Deutschlands größter Immobilienkonzern Vonovia will die Nummer zwei Deutsche Wohnen übernehmen. Für Be­woh­ne­r:in­nen wäre kaum Gutes zu erwarten.

„Unser Zuhause ist keine Kapitalanlage“: Protest in Berlin im Mai 2021 Foto: M. Golejewski/AdoraPress

Die erste Mitteilung lief Pfingstmontag um 22:25 Uhr über die Nachrichtenticker: Deutschlands größter Immobilienkonzern Vonovia will den Branchenzweiten Deutsche Wohnen schlucken – für etwa 18 Milliarden Euro. Über die Zusammenführung der Unternehmen gebe es ein „Business Combination Agreement“, hieß es aus Vonovias riesiger, 2018 bezogener Konzernzentrale an der Bochumer Universitätsstraße.

Damit könnte der Konzentrationsprozess auf dem Immobilienmarkt weitergehen – denn beide Unternehmen sind Mega-Player: Zusammen besitzen sie rund 550.000 Wohnungen. Allein Vonovia kommt in Deutschland, Österreich und Schweden auf 400.000 Mieteinheiten.

Zusammengekauft wurde dieser Bestand der aus der Deutschen Annington hervorgegangenen Aktiengesellschaft etwa aus privatisierten Eisenbahnerwohnungen. Übernommen wurden RWE-Werkwohnungen, die Viterra-Immobilientochter des Stromkonzerns Eon, die einst „Gemeinnützige Aktien-Gesellschaft für Angestellten-Heimstätten“ (Gagfah). Die Deutsche Wohnen besitzt etwa 155.000 Einheiten, davon knapp 115.000 in Berlin.

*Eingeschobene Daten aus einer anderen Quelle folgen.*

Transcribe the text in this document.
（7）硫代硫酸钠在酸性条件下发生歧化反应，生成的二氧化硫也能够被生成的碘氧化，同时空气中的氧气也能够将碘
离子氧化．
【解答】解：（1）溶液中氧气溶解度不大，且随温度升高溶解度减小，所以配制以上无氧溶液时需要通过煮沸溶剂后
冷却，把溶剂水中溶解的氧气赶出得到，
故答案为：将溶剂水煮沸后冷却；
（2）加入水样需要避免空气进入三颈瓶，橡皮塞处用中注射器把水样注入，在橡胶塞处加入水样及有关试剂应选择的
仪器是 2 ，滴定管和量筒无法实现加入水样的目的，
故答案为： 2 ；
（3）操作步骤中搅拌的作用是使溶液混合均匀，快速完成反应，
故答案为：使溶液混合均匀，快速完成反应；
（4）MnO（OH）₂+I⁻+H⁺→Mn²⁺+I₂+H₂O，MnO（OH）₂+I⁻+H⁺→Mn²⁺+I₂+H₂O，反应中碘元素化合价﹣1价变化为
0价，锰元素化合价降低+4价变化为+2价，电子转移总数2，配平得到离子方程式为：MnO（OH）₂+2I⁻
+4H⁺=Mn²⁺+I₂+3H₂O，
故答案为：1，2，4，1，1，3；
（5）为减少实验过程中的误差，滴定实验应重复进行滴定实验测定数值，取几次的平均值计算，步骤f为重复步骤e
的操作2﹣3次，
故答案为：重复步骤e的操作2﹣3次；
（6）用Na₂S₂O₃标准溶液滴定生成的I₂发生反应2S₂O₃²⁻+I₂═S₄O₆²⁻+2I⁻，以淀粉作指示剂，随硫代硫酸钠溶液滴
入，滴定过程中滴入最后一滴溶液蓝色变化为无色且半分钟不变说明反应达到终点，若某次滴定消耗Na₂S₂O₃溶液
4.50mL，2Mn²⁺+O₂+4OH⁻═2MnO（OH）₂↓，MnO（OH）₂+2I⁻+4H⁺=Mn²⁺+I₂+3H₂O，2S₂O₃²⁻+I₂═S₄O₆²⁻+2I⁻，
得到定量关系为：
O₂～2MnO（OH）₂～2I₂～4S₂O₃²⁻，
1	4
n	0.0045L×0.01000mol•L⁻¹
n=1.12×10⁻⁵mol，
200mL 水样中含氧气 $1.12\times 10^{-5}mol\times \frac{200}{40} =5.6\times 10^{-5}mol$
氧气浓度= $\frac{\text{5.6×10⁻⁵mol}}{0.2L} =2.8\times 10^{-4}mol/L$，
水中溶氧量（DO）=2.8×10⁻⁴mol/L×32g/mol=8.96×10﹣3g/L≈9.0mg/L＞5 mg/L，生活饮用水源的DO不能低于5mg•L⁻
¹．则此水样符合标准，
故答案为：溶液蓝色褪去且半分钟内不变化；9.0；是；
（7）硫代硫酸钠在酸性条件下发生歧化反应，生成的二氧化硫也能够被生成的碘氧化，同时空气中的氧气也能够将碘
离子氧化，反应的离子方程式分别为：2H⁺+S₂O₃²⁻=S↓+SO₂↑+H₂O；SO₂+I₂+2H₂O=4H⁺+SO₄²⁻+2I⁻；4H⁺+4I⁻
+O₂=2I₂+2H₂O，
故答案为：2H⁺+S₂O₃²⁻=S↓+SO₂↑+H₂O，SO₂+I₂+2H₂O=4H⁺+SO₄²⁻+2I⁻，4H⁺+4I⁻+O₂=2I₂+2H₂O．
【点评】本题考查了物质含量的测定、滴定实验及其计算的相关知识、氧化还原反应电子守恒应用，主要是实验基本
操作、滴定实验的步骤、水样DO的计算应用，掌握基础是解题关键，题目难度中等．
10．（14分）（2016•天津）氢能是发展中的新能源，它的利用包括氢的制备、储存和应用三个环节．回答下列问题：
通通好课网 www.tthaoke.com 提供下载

Durch die Fusion der beiden im Deutschen Aktienindex DAX gelisteten Gesellschaften entstünde Europas größter Konzern für Wohn­immobilien – mit einem Börsenwert von rund 45 Milliarden Euro. Der Hauptteil der Aktien liegt in Streubesitz. Größter Einzelaktionär ist bei beiden Unternehmen die US-amerikanische Investmentgesellschaft Blackrock: Bei Vonovia hält der Hedgefonds 8,3 und bei der Deutschen Wohnen knapp 11,5 Prozent der Anteile.

Mieteinnahmen für die Dividende

Ver­tre­te­r:in­nen von Mie­te­r:in­nen blicken skeptisch auf die Fusion. „Vonovia wird jetzt noch mächtiger“, sagt Knut Unger vom Mieterverein Witten, der sich auch bei der Plattform kritischer Immobilien-Aktionär:innen engagiert. Bisher habe Vonovia immer auf Profitmaximierung gesetzt: „Die Mieterhöhungen sind überdurchschnittlich, der Mietspiegel wird voll ausgeschöpft“, so Unger zur taz. „Auch bei Modernisierungen und Neuvermietung schlägt Vonovia richtig zu.“

Die Mieterhöhungen sind überdurchschnittlich, der Mietspiegel wird voll ausgeschöpft. Auch bei Modernisierungen und Neuvermietung schlägt Vonovia richtig zu.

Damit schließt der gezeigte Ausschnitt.